Whether certain evidence was similar fact evidence and should be admissible


This is a clinical negligence case. The claimant sought to adduce evidence of (amongst other  things) the doctor’s  alleged incompetence in other cases. The Court of Appeal noted that  traditionally only “similar fact” evidence which is relevant is admissible. In criminal  proceedings, the law now provides that (broadly) evidence of a defendant’s propensity to commit  offences of the kind with which he is charged will be admissible if that makes it more likely that  he is guilty of an offence. The claimant sought to argue that a similar principle should apply in  civil proceedings too and formulated the proposition that “evidence of systemic failure of various  types of incompetence is admissible in professional negligence  cases as enabling a judge to make  inferences of negligence in  a particular case.”
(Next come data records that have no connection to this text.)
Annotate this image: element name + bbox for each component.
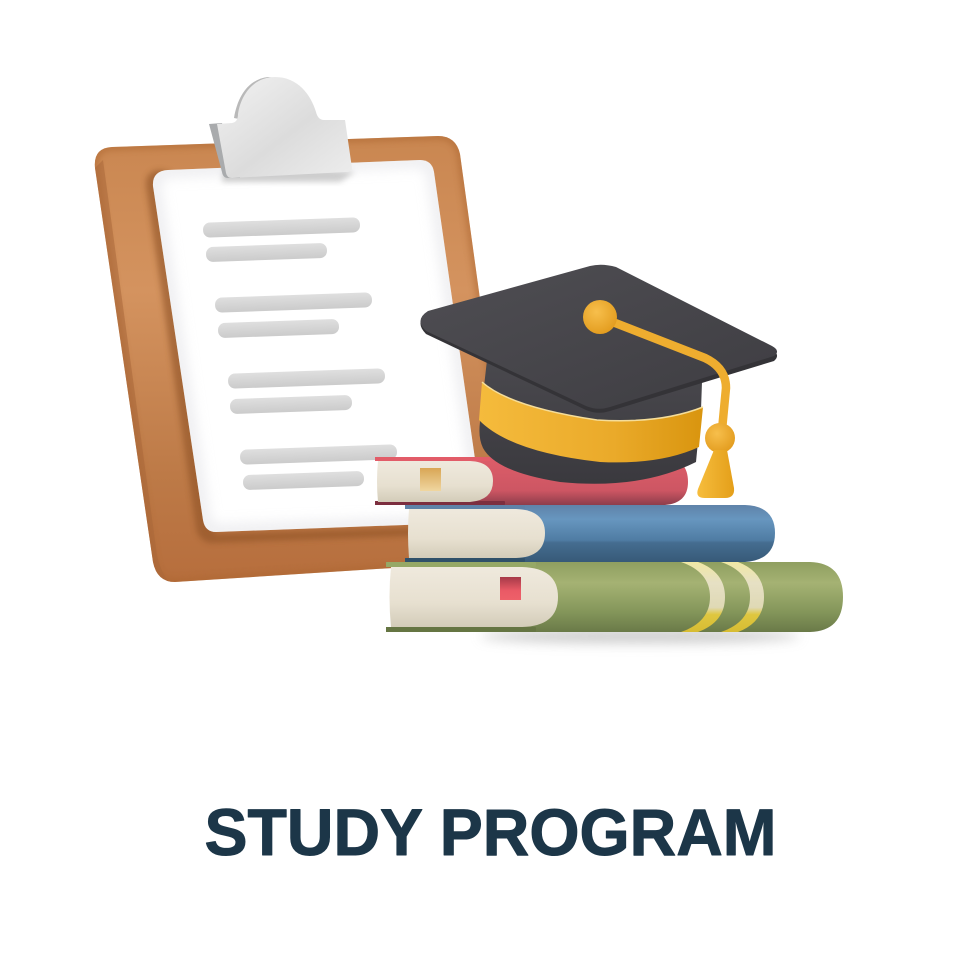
clipboard board bbox=[94, 136, 490, 582]
book shadow bbox=[480, 629, 800, 643]
tassel fringe bbox=[697, 450, 734, 498]
tassel button bbox=[583, 300, 617, 334]
tassel knot bbox=[705, 423, 735, 453]
green book bbox=[386, 562, 843, 632]
red book bbox=[375, 457, 688, 505]
clipboard clip bbox=[209, 77, 355, 182]
green book spine bands bbox=[681, 562, 725, 632]
title: STUDY PROGRAM bbox=[204, 795, 776, 869]
icon: graduation cap bbox=[420, 265, 777, 498]
clipboard paper bbox=[152, 160, 475, 532]
checklist lines bbox=[203, 217, 397, 490]
cap base bbox=[479, 360, 702, 484]
icon: stack of books bbox=[375, 457, 843, 632]
cap gold band bbox=[479, 382, 703, 462]
cap board bbox=[420, 265, 777, 413]
icon: clipboard bbox=[94, 77, 490, 582]
infographic canvas bbox=[94, 77, 843, 856]
tassel cord bbox=[605, 319, 726, 430]
blue book bbox=[405, 505, 775, 562]
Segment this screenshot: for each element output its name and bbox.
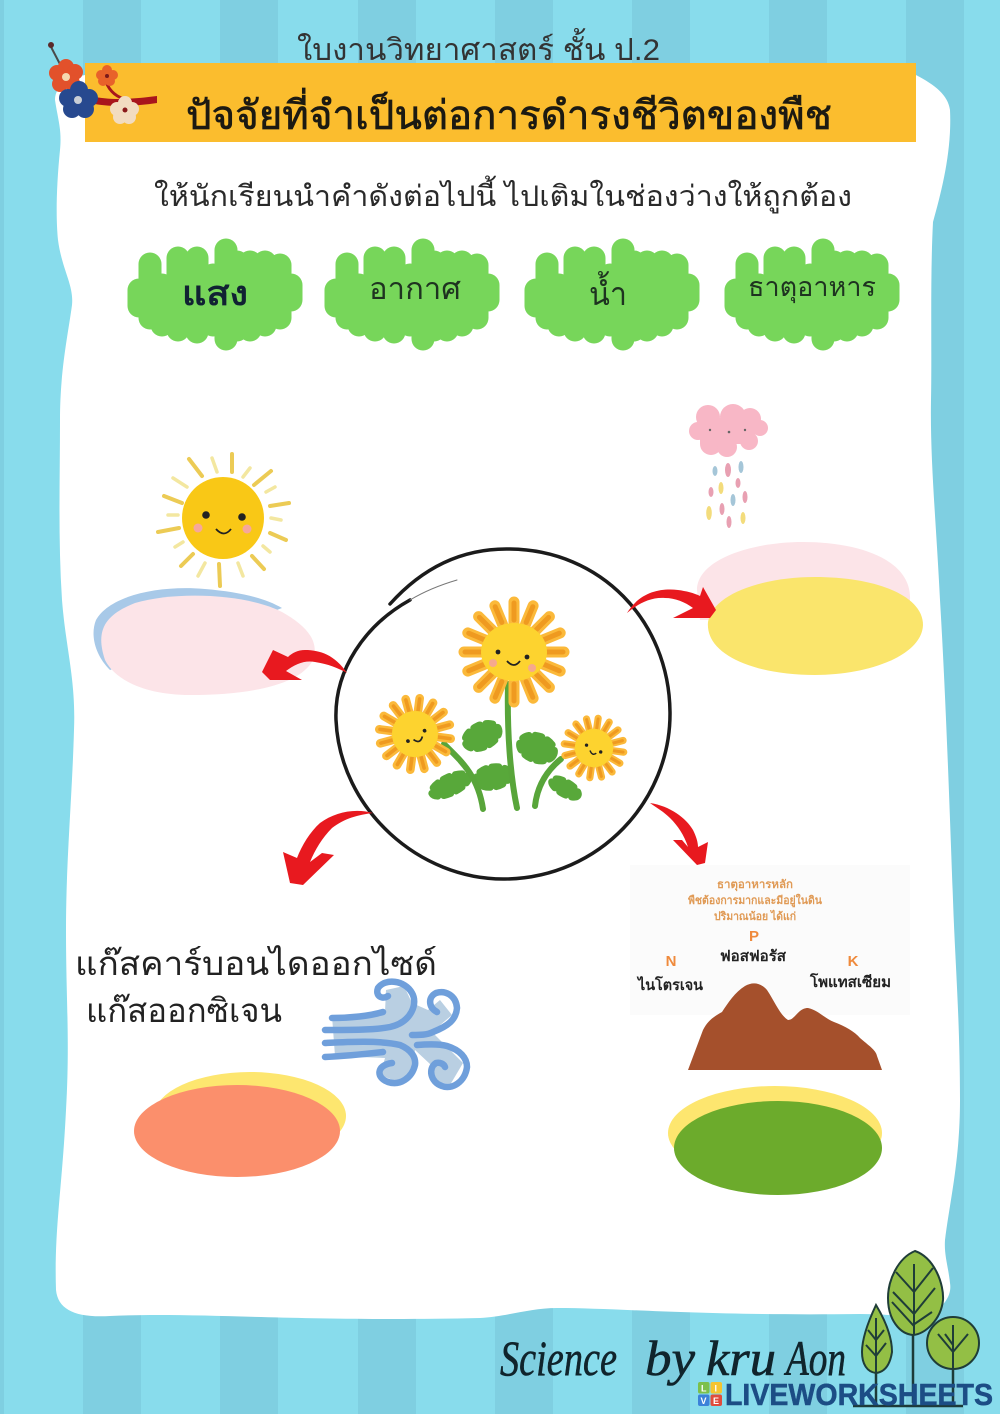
arrow: to light (262, 650, 347, 680)
word chip: nutrients (736, 250, 888, 339)
diagram caption: ธาตุอาหารหลัก (717, 878, 793, 892)
watermark logo: E (713, 1396, 719, 1406)
leaves (428, 718, 581, 801)
icon: rain cloud (689, 404, 768, 528)
word chip: water (536, 250, 688, 339)
diagram caption: ปริมาณน้อย ได้แก่ (714, 909, 796, 923)
flower: left (371, 690, 459, 778)
plant illustration (371, 602, 628, 809)
answer blank: nutrients (668, 1086, 882, 1195)
word chip: air (336, 250, 488, 339)
NPK soil diagram (630, 865, 910, 1070)
watermark logo: V (700, 1396, 707, 1406)
answer blank: air (134, 1072, 346, 1177)
icon: trees (853, 1251, 979, 1406)
flower: right (560, 714, 628, 782)
air label: แก๊สออกซิเจน (86, 992, 282, 1029)
potassium (809, 953, 891, 991)
title banner (85, 63, 916, 142)
answer blank: light (94, 588, 315, 695)
arrow: to air (283, 811, 373, 885)
author credit: Aon (784, 1330, 846, 1386)
title: ปัจจัยที่จำเป็นต่อการดำรงชีวิตของพืช (186, 88, 832, 138)
word: light: แสง (182, 275, 248, 313)
answer blank: water (697, 542, 923, 675)
watermark logo: L (701, 1384, 707, 1394)
soil mound (688, 983, 882, 1070)
diagram caption: พืชต้องการมากและมีอยู่ในดิน (688, 893, 822, 908)
watermark logo (698, 1377, 993, 1412)
ring around plant (336, 549, 670, 879)
nitrogen (636, 953, 704, 994)
arrow: to water (627, 587, 716, 618)
nitrogen: N (666, 953, 676, 970)
potassium: โพแทสเซียม (809, 972, 891, 991)
phosphorus: ฟอสฟอรัส (720, 948, 787, 965)
potassium: K (848, 953, 859, 970)
author credit: Science (500, 1330, 617, 1386)
watermark logo: I (714, 1384, 717, 1394)
nitrogen: ไนโตรเจน (636, 975, 704, 994)
word: nutrients: ธาตุอาหาร (748, 272, 876, 304)
phosphorus (720, 928, 787, 965)
word: air: อากาศ (369, 273, 461, 306)
author credit: by (645, 1330, 696, 1386)
author credit: kru (706, 1330, 776, 1386)
white paper panel (55, 75, 960, 1319)
arrow: to nutrients (650, 803, 708, 865)
icon: sun (158, 454, 289, 586)
word chip: light (139, 250, 291, 339)
icon: wind (325, 982, 467, 1087)
flower: main (464, 602, 564, 702)
worksheet heading: ใบงานวิทยาศาสตร์ ชั้น ป.2 (297, 28, 660, 67)
instructions: ให้นักเรียนนำคำดังต่อไปนี้ ไปเติมในช่องว่างให้ถูกต้อง (154, 175, 852, 214)
stems (444, 684, 561, 809)
word: water: น้ำ (589, 271, 627, 312)
phosphorus: P (749, 928, 759, 945)
air label: แก๊สคาร์บอนไดออกไซด์ (75, 945, 437, 982)
icon: flower branch (48, 42, 157, 124)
The Court of Appeal rejected that proposition and also held that the criminal law position did not  apply in civil proceedings. Longmore LJ opined that evidence of extraneous matters should be confined to cases of  similar fact (because other matters will not prove the issue to be determined) and, in any event,  the trial judge has a discretion to decide whether it should actually be adduced at trial. He did,  however, acknowledge that it can be difficult to ascertain whether evidence is similar fact  evidence. In any event, on the facts of the case, other complaints by patients were not similar  fact evidence: 6 other complaints involved operations on other parts of the body and the remaining  complaint related to alleged insufficient discussion with a patient, which was a very different type of complaint.